2019 Grantee: Nicholas Cosford, PhD
Sanford Burnham Prebys Medical Discovery Institute
Research Project: Pre-clinical Development of a ULK1/2 Inhibitor for Pancreatic Cancer
Award: 2019 Pancreatic Cancer Action Network Translational Research Grant
Award Period: July 1, 2019 – June 30, 2021
Dr. Cosford received his BSc and PhD degrees in chemistry from the University of Bath and pursued postdoctoral studies at Emory University. He has 20 years’ experience leading small-molecule drug discovery projects in biotech and big pharma, and more recently in the non-profit sector at Sanford Burnham Prebys Medical Discovery Institute.
Dr. Cosford’s research is broadly structured around the chemical biology of diseases and involves the investigation of small molecule interactions with therapeutically important proteins and cellular signaling pathways. One aspect of his research is focused on studying cellular pathways that regulate tumor cell metabolism, apoptosis and autophagy.
Therapeutically, he is interested in the discovery and optimization of compounds that have the potential to treat cancer, central nervous system diseases and infectious diseases. He is also interested in the application of microfluidic technology to chemical and biological problems.
Cancer cells undergoing rapid division rely on a cellular recycling process called autophagy, which removes damaged cellular components and supplies required nutrients for growth. Pancreatic cancer has been shown to be particularly reliant on autophagy and is sensitive to its disruption. Dr. Cosford and his research team’s efforts are directed toward the development of selective compounds that can interfere with autophagy and the advancement of these compounds into clinical trials.
The investigators have identified a series of compounds that inhibit a key activator of the autophagy pathway, a protein called ULK1. Their lead ULK1 inhibitor drug kills pancreatic tumor cells grown in a dish, reduces pancreatic tumor size in animal models, is orally available and is well tolerated in mice.

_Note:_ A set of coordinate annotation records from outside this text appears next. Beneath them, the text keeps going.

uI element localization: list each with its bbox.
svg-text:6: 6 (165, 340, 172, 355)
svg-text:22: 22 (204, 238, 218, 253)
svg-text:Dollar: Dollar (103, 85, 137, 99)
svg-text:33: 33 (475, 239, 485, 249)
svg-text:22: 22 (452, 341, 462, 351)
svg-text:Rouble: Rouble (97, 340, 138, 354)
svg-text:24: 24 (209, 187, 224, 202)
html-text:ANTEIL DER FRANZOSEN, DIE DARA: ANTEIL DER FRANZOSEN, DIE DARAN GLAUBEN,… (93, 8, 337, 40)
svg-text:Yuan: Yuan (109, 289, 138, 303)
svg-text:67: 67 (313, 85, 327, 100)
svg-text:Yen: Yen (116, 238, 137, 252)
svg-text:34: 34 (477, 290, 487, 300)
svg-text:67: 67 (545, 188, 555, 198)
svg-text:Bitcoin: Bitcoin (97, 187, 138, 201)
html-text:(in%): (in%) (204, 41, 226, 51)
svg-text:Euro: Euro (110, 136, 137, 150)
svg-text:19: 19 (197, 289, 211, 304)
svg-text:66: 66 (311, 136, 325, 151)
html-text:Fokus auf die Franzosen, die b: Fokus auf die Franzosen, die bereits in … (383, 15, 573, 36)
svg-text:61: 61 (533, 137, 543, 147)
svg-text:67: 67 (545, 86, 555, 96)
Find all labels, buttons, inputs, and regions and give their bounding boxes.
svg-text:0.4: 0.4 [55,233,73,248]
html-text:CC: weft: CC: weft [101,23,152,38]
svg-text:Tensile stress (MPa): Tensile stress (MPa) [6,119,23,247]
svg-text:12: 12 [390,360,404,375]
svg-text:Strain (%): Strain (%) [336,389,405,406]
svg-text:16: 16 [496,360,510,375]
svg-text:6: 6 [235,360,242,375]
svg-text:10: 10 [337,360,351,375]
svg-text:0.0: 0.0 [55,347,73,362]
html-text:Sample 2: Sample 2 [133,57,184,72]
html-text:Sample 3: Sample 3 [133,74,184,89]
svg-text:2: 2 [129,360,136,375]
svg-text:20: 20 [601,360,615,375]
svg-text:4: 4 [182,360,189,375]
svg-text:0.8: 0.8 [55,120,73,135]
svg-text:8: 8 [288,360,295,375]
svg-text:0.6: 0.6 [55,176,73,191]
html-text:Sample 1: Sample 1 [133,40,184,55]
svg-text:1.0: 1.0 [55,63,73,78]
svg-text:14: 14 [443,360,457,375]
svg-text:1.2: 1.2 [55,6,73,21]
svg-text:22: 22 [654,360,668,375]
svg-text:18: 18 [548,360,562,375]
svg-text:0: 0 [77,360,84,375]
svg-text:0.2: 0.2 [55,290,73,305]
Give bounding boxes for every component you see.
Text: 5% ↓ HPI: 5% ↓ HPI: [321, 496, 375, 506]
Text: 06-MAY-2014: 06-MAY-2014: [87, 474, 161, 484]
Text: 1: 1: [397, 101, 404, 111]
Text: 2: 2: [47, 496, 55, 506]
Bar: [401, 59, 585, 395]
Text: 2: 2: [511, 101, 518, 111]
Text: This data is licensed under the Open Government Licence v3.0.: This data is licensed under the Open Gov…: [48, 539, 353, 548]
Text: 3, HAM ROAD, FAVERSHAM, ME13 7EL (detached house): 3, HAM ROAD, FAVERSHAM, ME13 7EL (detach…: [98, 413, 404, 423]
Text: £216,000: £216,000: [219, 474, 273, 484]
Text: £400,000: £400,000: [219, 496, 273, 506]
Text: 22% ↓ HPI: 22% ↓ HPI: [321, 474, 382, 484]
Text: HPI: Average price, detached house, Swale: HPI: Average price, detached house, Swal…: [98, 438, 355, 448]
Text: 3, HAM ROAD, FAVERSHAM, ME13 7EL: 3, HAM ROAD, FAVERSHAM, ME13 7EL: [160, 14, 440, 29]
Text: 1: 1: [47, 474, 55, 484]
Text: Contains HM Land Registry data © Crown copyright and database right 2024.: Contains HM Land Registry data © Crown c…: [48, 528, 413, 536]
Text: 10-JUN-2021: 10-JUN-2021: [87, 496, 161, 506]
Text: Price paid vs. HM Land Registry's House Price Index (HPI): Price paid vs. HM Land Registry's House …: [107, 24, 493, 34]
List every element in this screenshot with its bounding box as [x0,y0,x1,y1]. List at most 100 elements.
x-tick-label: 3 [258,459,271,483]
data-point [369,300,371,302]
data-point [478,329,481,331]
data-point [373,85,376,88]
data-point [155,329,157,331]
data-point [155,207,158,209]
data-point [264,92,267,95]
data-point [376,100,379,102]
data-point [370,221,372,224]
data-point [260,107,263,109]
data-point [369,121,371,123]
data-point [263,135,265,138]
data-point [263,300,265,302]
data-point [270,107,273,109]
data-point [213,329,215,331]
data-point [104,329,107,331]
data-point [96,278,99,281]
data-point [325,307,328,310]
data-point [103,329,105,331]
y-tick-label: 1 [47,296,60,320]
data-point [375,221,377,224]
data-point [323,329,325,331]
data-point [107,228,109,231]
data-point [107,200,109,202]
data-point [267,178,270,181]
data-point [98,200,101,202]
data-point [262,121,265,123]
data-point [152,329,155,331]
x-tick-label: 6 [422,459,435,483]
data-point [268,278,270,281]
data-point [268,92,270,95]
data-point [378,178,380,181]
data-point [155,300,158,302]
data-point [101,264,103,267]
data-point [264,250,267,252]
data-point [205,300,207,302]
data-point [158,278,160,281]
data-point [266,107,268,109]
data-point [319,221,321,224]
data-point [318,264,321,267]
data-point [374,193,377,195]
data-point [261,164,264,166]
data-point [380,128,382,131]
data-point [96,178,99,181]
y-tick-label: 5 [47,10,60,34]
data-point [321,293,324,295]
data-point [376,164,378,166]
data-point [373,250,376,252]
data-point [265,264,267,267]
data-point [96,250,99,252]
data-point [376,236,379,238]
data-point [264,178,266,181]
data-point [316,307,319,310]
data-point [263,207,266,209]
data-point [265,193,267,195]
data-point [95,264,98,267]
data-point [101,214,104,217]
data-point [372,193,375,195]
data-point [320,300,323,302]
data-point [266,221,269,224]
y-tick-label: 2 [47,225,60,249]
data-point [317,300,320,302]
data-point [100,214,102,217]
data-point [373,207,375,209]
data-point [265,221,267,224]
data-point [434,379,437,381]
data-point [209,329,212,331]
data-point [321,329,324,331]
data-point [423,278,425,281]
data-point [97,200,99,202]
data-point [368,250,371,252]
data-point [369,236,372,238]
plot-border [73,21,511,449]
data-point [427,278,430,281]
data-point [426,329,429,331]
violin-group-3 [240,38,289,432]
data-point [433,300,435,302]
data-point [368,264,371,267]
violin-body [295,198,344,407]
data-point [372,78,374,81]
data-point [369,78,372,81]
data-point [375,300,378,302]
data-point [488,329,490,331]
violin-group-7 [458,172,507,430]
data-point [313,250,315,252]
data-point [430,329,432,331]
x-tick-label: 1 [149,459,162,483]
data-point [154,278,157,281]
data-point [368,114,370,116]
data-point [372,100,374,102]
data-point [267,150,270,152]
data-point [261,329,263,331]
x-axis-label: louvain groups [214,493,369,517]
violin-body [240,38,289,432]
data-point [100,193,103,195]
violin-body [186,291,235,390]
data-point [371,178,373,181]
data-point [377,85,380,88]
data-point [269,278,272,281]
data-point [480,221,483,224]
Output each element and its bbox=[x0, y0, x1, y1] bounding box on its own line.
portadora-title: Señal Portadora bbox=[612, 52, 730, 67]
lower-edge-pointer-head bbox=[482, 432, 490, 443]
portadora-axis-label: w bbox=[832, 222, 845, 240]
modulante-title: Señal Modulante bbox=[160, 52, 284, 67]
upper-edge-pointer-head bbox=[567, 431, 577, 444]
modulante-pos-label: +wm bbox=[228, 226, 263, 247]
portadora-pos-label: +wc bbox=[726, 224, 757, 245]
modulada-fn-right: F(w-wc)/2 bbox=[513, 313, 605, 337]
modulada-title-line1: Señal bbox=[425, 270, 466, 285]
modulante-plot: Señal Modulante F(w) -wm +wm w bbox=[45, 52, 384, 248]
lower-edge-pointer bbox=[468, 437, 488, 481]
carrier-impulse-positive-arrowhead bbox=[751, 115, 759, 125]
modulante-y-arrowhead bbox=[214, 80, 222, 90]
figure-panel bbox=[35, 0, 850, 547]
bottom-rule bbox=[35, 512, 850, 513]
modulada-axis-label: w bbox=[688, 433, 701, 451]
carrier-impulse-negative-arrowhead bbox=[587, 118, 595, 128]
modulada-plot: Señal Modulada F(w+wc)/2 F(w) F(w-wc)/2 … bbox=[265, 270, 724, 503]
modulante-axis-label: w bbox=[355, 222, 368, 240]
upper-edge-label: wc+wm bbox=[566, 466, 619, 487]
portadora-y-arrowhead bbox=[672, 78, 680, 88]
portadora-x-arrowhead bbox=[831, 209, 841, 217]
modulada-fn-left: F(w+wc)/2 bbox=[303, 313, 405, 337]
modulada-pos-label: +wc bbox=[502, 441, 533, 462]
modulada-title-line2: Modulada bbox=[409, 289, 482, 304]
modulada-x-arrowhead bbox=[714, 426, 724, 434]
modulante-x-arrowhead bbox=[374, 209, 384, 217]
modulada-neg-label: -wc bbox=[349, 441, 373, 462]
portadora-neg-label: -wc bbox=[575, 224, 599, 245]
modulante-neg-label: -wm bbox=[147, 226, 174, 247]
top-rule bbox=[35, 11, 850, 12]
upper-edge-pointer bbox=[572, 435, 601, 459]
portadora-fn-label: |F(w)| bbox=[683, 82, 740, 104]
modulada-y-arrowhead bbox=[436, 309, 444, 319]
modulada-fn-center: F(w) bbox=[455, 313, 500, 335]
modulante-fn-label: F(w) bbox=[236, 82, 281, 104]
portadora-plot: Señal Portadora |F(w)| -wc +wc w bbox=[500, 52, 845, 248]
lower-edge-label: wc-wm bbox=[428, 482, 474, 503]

To prepare their candidate drug for trials in pancreatic cancer patients, Dr. Cosford and colleagues propose to conduct a series of preclinical studies. They will produce large quantities of their drug for animal testing and optimize how the drug is prepared in order to meet the exacting standards required by the Food and Drug Administration (FDA) for human trials. They will then assess the effectiveness of the lead drug and whether it has the expected effect using genetic models of pancreatic cancer as well as mouse models derived from patient tumors. They will also examine the drug-like properties of their compound using established criteria for safety and potency. Performing these studies will allow the team to obtain the critical data required to move this new therapeutic into the clinic.